The first task in September was to build a robot without knowing exactly what its purpose would be.
"For months we're meeting and talking about things abstractly,what we're going to do when we receive the challenge and how we're going to pursue it and how we're going to be organized," Coach Burke said.
As the work intensified, so did the emotional connection between the teammates and with their creation.
"We even named it after, since our head coach is an English teacher, we've named the robot Raskolnikov which is the main character in his favorite book 'Crime and Punishment,'" Ryan Knuese said.
"They start to have a relationship with the robot -- like a great soccer player would have with the ball and they want to see it do more. What can they do? What can they add? How can they revise their thinking on this robot to get it to do things they didn't think it could do? And they get as much satisfaction out of getting the robot to perform a task as a great soccer player does getting a ball to swerve just the way they want it," Coach Burke said.
In January, the organization "For Inspiration and Recognition of Science and Technology" or FIRST, which organizes robotics competitions, gave the team its next task.

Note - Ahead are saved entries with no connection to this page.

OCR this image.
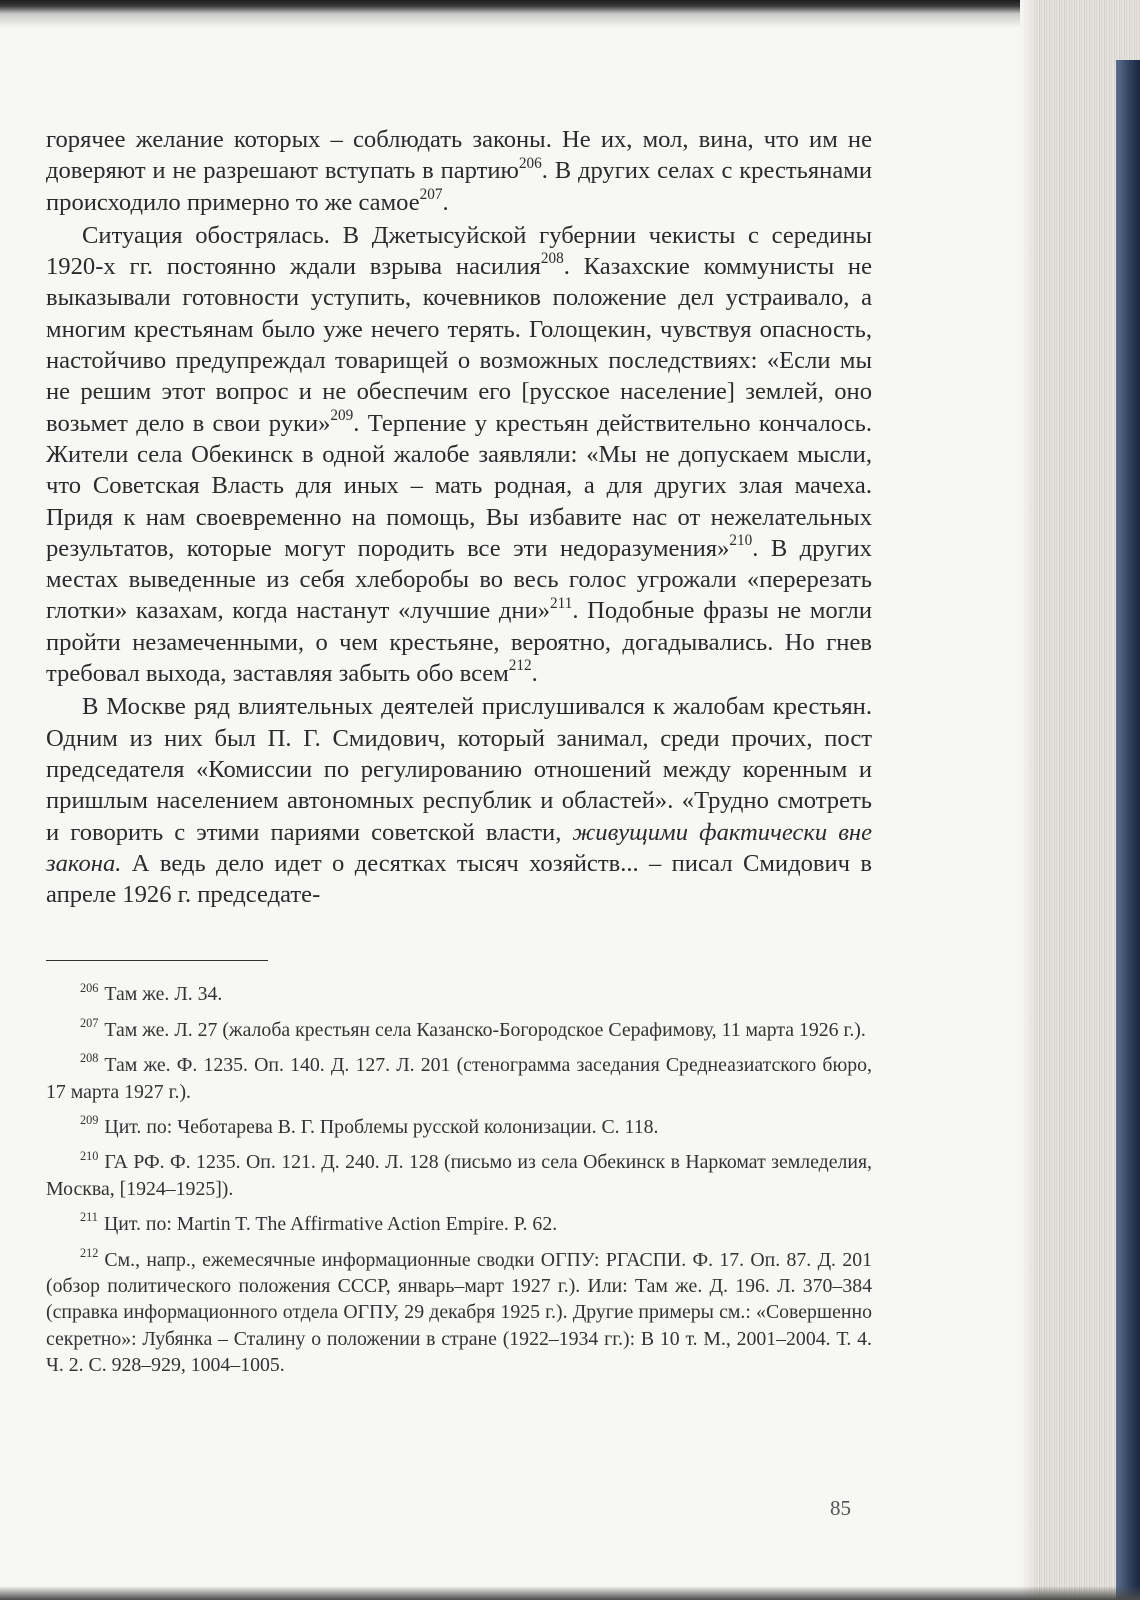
горячее желание которых – соблюдать законы. Не их, мол, вина, что им не доверяют и не разрешают вступать в партию$^{206}$. В других селах с крестьянами происходило примерно то же самое$^{207}$.

Ситуация обострялась. В Джетысуйской губернии чекисты с середины 1920-х гг. постоянно ждали взрыва насилия$^{208}$. Казахские коммунисты не выказывали готовности уступить, кочевников положение дел устраивало, а многим крестьянам было уже нечего терять. Голощекин, чувствуя опасность, настойчиво предупреждал товарищей о возможных последствиях: «Если мы не решим этот вопрос и не обеспечим его [русское население] землей, оно возьмет дело в свои руки»$^{209}$. Терпение у крестьян действительно кончалось. Жители села Обекинск в одной жалобе заявляли: «Мы не допускаем мысли, что Советская Власть для иных – мать родная, а для других злая мачеха. Придя к нам своевременно на помощь, Вы избавите нас от нежелательных результатов, которые могут породить все эти недоразумения»$^{210}$. В других местах выведенные из себя хлеборобы во весь голос угрожали «перерезать глотки» казахам, когда настанут «лучшие дни»$^{211}$. Подобные фразы не могли пройти незамеченными, о чем крестьяне, вероятно, догадывались. Но гнев требовал выхода, заставляя забыть обо всем$^{212}$.

В Москве ряд влиятельных деятелей прислушивался к жалобам крестьян. Одним из них был П. Г. Смидович, который занимал, среди прочих, пост председателя «Комиссии по регулированию отношений между коренным и пришлым населением автономных республик и областей». «Трудно смотреть и говорить с этими париями советской власти, живущими фактически вне закона. А ведь дело идет о десятках тысяч хозяйств... – писал Смидович в апреле 1926 г. председате-

$^{206}$ Там же. Л. 34.

$^{207}$ Там же. Л. 27 (жалоба крестьян села Казанско-Богородское Серафимову, 11 марта 1926 г.).

$^{208}$ Там же. Ф. 1235. Оп. 140. Д. 127. Л. 201 (стенограмма заседания Среднеазиатского бюро, 17 марта 1927 г.).

$^{209}$ Цит. по: Чеботарева В. Г. Проблемы русской колонизации. С. 118.

$^{210}$ ГА РФ. Ф. 1235. Оп. 121. Д. 240. Л. 128 (письмо из села Обекинск в Наркомат земледелия, Москва, [1924–1925]).

$^{211}$ Цит. по: Martin T. The Affirmative Action Empire. P. 62.

$^{212}$ См., напр., ежемесячные информационные сводки ОГПУ: РГАСПИ. Ф. 17. Оп. 87. Д. 201 (обзор политического положения СССР, январь–март 1927 г.). Или: Там же. Д. 196. Л. 370–384 (справка информационного отдела ОГПУ, 29 декабря 1925 г.). Другие примеры см.: «Совершенно секретно»: Лубянка – Сталину о положении в стране (1922–1934 гг.): В 10 т. М., 2001–2004. Т. 4. Ч. 2. С. 928–929, 1004–1005.

85
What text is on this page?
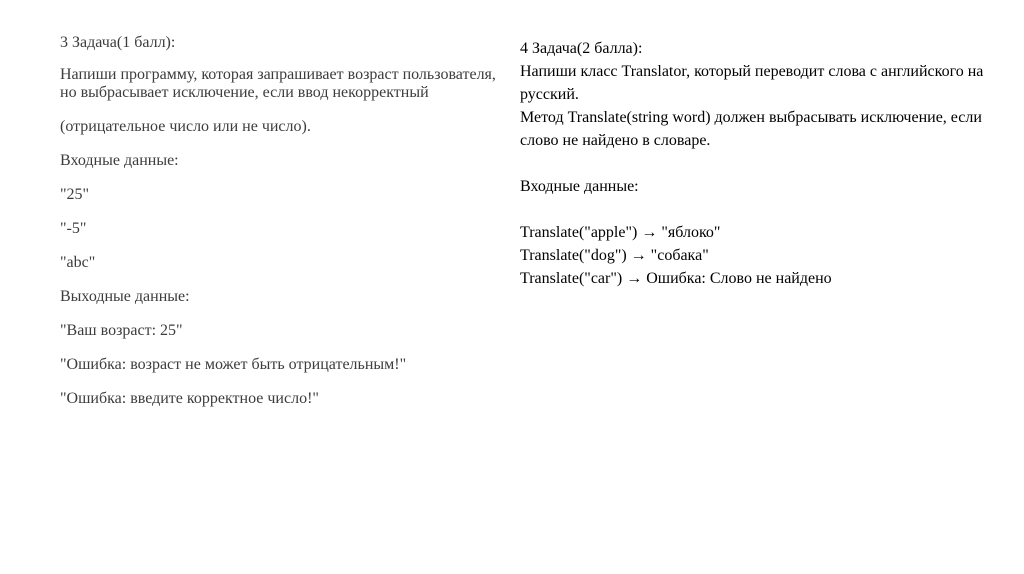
3 Задача(1 балл):

Напиши программу, которая запрашивает возраст пользователя, но выбрасывает исключение, если ввод некорректный

(отрицательное число или не число).

Входные данные:

"25"

"-5"

"abc"

Выходные данные:

"Ваш возраст: 25"

"Ошибка: возраст не может быть отрицательным!"

"Ошибка: введите корректное число!"

4 Задача(2 балла):

Напиши класс Translator, который переводит слова с английского на русский.

Метод Translate(string word) должен выбрасывать исключение, если слово не найдено в словаре.

Входные данные:

Translate("apple") → "яблоко"

Translate("dog") → "собака"

Translate("car") → Ошибка: Слово не найдено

"Everyone gets the game release of how the game's going to work and what the objectives are. And after that, your team, you get your parts and you have six weeks to work on, build and test your robot," Knuese said.
"It was a bit daunting. You see the task at hand and you watch some of the robots from past years and you think 'can we do this with what we have?'" Burke said.
As it turned out, they could.
Burke and Knuese helped lead their team into the regional championships in Milwaukee.
"I will never forget what it was like for our team to be called for the award of Rookie All Star at the Panther Arena because it was electric. It was just something the kids worked so hard for and deserved," Coach Burke said.
The team was qualified for the 2016 FIRST Robotics Championships in St. Louis -- with teams from around the world.
"We have taken a team that has come from nothing to a team that's going to the world championships and I hope that's something that will really inspire students to want to get involved," Mo Burke said.
Knuese's younger brother Cole, who is a freshman on the team, is already thinking about this team's influence on future teams.
"We want to end up being one of the best robotics schools in the country. That's our long term goal -- so it's important that these next couple years we keep up this mentality that we're going to do one thing well and we're going to achieve our goals," Cole Knuese said.
"This is definitely the craziest, yet most fulfilling thing I've done. I'm just really -- I was feeling really sad that this is my only year to do this. But the fact that we are doing pretty much the best that we possibly can, it just feels really good to, you know, I got one shot at this. I made the most of it and we really did something with this," Ryan Knuese said.
The CMHS team was one of four Wisconsin teams to reach the championships in St. Louis.